Romani languages is then more threatened for settled Romanis, than it is for nomadic Romanis which can naturally preserve their language in well-defined familial communities, independantly of national borders.
So we still need better, more stinctive native names for Romani languages. For now [rom] (Romani "macrolanguage") and Vlax Romani share the same ambiguous name. I think that only the current translation for [rom] is correct. We need better native names for all the listed variants (notablyt because they are in fact not really mutually intelligible: different Romanu people using them will interact partly but most often using another non-Romani language, such as one of the major languages for the place where they are currently, or where they send their children to local schools: they can speak German, French, Spanish, Italian, Hungarian, Serbo-Croatian, Czech, Slovak, Romanian, Bulgarian, Ukrainian or Russian in their meetings, and will just learn a few words from other Romanes they meet and use them temporarily...).

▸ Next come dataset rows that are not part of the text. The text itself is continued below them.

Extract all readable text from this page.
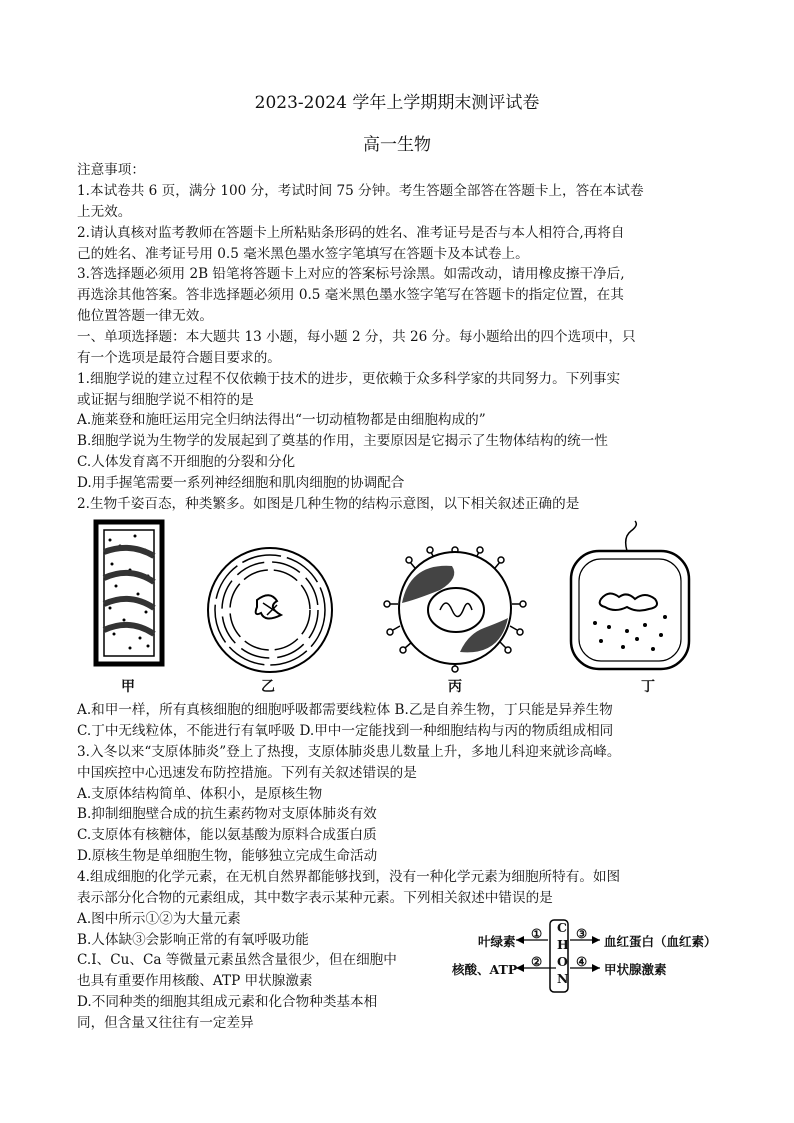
2023-2024 学年上学期期末测评试卷
高一生物
注意事项：
1.本试卷共 6 页，满分 100 分，考试时间 75 分钟。考生答题全部答在答题卡上，答在本试卷
上无效。
2.请认真核对监考教师在答题卡上所粘贴条形码的姓名、准考证号是否与本人相符合,再将自
己的姓名、准考证号用 0.5 毫米黑色墨水签字笔填写在答题卡及本试卷上。
3.答选择题必须用 2B 铅笔将答题卡上对应的答案标号涂黑。如需改动，请用橡皮擦干净后,
再选涂其他答案。答非选择题必须用 0.5 毫米黑色墨水签字笔写在答题卡的指定位置，在其
他位置答题一律无效。
一、单项选择题：本大题共 13 小题，每小题 2 分，共 26 分。每小题给出的四个选项中，只
有一个选项是最符合题目要求的。
1.细胞学说的建立过程不仅依赖于技术的进步，更依赖于众多科学家的共同努力。下列事实
或证据与细胞学说不相符的是
A.施莱登和施旺运用完全归纳法得出“一切动植物都是由细胞构成的”
B.细胞学说为生物学的发展起到了奠基的作用，主要原因是它揭示了生物体结构的统一性
C.人体发育离不开细胞的分裂和分化
D.用手握笔需要一系列神经细胞和肌肉细胞的协调配合
2.生物千姿百态，种类繁多。如图是几种生物的结构示意图，以下相关叙述正确的是
甲	乙	丙	丁
A.和甲一样，所有真核细胞的细胞呼吸都需要线粒体 B.乙是自养生物，丁只能是异养生物
C.丁中无线粒体，不能进行有氧呼吸 D.甲中一定能找到一种细胞结构与丙的物质组成相同
3.入冬以来“支原体肺炎”登上了热搜，支原体肺炎患儿数量上升，多地儿科迎来就诊高峰。
中国疾控中心迅速发布防控措施。下列有关叙述错误的是
A.支原体结构简单、体积小，是原核生物
B.抑制细胞壁合成的抗生素药物对支原体肺炎有效
C.支原体有核糖体，能以氨基酸为原料合成蛋白质
D.原核生物是单细胞生物，能够独立完成生命活动
4.组成细胞的化学元素，在无机自然界都能够找到，没有一种化学元素为细胞所特有。如图
表示部分化合物的元素组成，其中数字表示某种元素。下列相关叙述中错误的是
A.图中所示①②为大量元素
B.人体缺③会影响正常的有氧呼吸功能
C.I、Cu、Ca 等微量元素虽然含量很少，但在细胞中
也具有重要作用核酸、ATP 甲状腺激素
D.不同种类的细胞其组成元素和化合物种类基本相
同，但含量又往往有一定差异
C
H
O
N
叶绿素
核酸、ATP
①
②
③
④
血红蛋白（血红素）
甲状腺激素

"romani čhib" and "romaňi čhib" both means "romani language" (rom) without specification within the romani languages. The population use to say they speak Romani without any specification even if they do not, for have difficulties to understand other Romani. For Carpathian Romani, it's possible to translate "Carpathian Romani language" by "Karpatcko romaňi čhib". It's certainly not often used and long but native speakers will understand that it's the "Eastern Slovak and around Romani". Romanes as wrote Verdy p is not correct and also ambiguous. Maybe, I should try to ask at the Romani for Romani studies at the university of Prešov which term they use.